Today the WALL ST JOURNAL ran another of my letter to the editor submissions. The last time I was published, I bragged that I was four-for-four on WSJ submissions making it into print. Sadly, this latest success follows a rejected submission, so of late I'm now five for six.
Here is my well-edited letter as published. My submission was too long, of course.
WALL ST JOURNAL
Pushing Those Golden Geese Away
The California Facebook capital gains tax windfall is largely illusionary ("Facebook to the Non-Rescue," Review & Outlook, March 8). If the recipients get any tax advice at all, they will consider relocating outside the state to make the sale. Indeed, they only have to live outside California for over half a calendar year to establish residency somewhere else.
If a shareholder takes such a one-time $10 million capital gain in California, he will pay about $1 million extra in state income tax.

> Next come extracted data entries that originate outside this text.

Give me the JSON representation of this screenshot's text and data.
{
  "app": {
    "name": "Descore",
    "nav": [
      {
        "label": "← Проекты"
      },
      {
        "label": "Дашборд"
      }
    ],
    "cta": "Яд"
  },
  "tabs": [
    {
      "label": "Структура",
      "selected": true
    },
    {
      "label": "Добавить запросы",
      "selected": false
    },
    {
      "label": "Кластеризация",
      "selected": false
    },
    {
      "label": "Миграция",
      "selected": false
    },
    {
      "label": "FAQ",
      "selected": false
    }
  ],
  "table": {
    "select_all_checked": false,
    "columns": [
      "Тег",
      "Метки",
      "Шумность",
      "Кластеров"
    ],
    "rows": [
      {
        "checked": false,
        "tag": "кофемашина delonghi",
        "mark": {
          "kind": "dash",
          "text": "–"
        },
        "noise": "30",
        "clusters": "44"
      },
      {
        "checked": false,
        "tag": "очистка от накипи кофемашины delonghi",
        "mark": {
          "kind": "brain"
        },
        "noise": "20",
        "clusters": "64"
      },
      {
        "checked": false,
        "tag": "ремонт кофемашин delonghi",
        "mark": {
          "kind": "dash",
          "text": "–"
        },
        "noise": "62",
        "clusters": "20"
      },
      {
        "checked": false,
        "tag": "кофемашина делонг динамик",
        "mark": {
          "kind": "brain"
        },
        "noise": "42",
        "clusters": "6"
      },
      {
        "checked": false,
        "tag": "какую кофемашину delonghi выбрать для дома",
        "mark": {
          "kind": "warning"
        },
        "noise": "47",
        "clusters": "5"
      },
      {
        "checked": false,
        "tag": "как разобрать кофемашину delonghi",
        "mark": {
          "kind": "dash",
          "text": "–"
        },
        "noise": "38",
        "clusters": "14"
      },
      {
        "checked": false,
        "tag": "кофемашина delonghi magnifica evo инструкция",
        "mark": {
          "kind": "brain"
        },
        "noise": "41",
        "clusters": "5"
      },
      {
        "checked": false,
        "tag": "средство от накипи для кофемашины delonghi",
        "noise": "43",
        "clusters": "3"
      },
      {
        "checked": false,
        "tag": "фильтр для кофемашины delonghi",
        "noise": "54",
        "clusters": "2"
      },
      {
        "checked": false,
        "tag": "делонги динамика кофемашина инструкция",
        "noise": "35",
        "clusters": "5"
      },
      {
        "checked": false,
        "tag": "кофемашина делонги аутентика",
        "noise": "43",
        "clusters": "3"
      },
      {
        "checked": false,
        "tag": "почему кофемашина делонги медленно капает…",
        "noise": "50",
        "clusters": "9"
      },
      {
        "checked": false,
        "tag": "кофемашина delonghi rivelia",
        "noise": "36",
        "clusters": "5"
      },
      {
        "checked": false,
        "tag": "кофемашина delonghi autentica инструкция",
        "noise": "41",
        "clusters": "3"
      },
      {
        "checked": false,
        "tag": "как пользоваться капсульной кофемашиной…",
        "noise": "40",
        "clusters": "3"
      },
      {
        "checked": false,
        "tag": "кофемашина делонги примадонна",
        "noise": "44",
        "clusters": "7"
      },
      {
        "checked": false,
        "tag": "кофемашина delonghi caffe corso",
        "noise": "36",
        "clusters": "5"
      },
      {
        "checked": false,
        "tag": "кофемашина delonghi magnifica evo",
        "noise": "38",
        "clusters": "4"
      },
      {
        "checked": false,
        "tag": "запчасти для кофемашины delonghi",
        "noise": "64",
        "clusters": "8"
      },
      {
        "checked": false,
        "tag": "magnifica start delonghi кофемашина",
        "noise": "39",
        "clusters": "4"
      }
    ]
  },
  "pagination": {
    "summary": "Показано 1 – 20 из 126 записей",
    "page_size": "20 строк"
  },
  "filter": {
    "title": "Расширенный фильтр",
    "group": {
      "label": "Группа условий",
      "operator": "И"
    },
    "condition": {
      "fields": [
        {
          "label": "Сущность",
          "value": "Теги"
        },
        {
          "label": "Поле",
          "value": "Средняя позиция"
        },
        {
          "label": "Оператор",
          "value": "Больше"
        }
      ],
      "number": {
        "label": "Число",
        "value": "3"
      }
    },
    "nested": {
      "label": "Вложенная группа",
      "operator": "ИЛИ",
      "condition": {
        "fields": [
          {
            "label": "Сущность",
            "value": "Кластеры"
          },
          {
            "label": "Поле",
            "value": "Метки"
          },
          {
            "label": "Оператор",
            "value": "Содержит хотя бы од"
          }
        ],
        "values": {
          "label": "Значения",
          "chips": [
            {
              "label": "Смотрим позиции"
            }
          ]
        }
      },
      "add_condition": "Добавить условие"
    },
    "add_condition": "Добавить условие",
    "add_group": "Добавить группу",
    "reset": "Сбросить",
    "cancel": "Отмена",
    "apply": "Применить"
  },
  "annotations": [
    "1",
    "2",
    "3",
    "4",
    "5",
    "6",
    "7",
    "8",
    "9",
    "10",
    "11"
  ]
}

If Gov. Jerry Brown's retroactive tax increase passes in November, he would pay about $1.2 million. If the union-backed tax increase passes, he would pay about $1.5 million in tax. If such a recipient moves to income tax-free Nevada for only six months, he'll save anywhere from $165,000 to $200,000 for each month residing there just on capital gains, not counting the California income tax he'd save.
Other tax avoidance possibilities include charitable remainder trusts and donations. California's best hope is that these lucky shareholders avoid the capital gain and later return to high-tax California to live. But many likely will find that income tax-free states are pleasant places to live after all—especially when one is rich.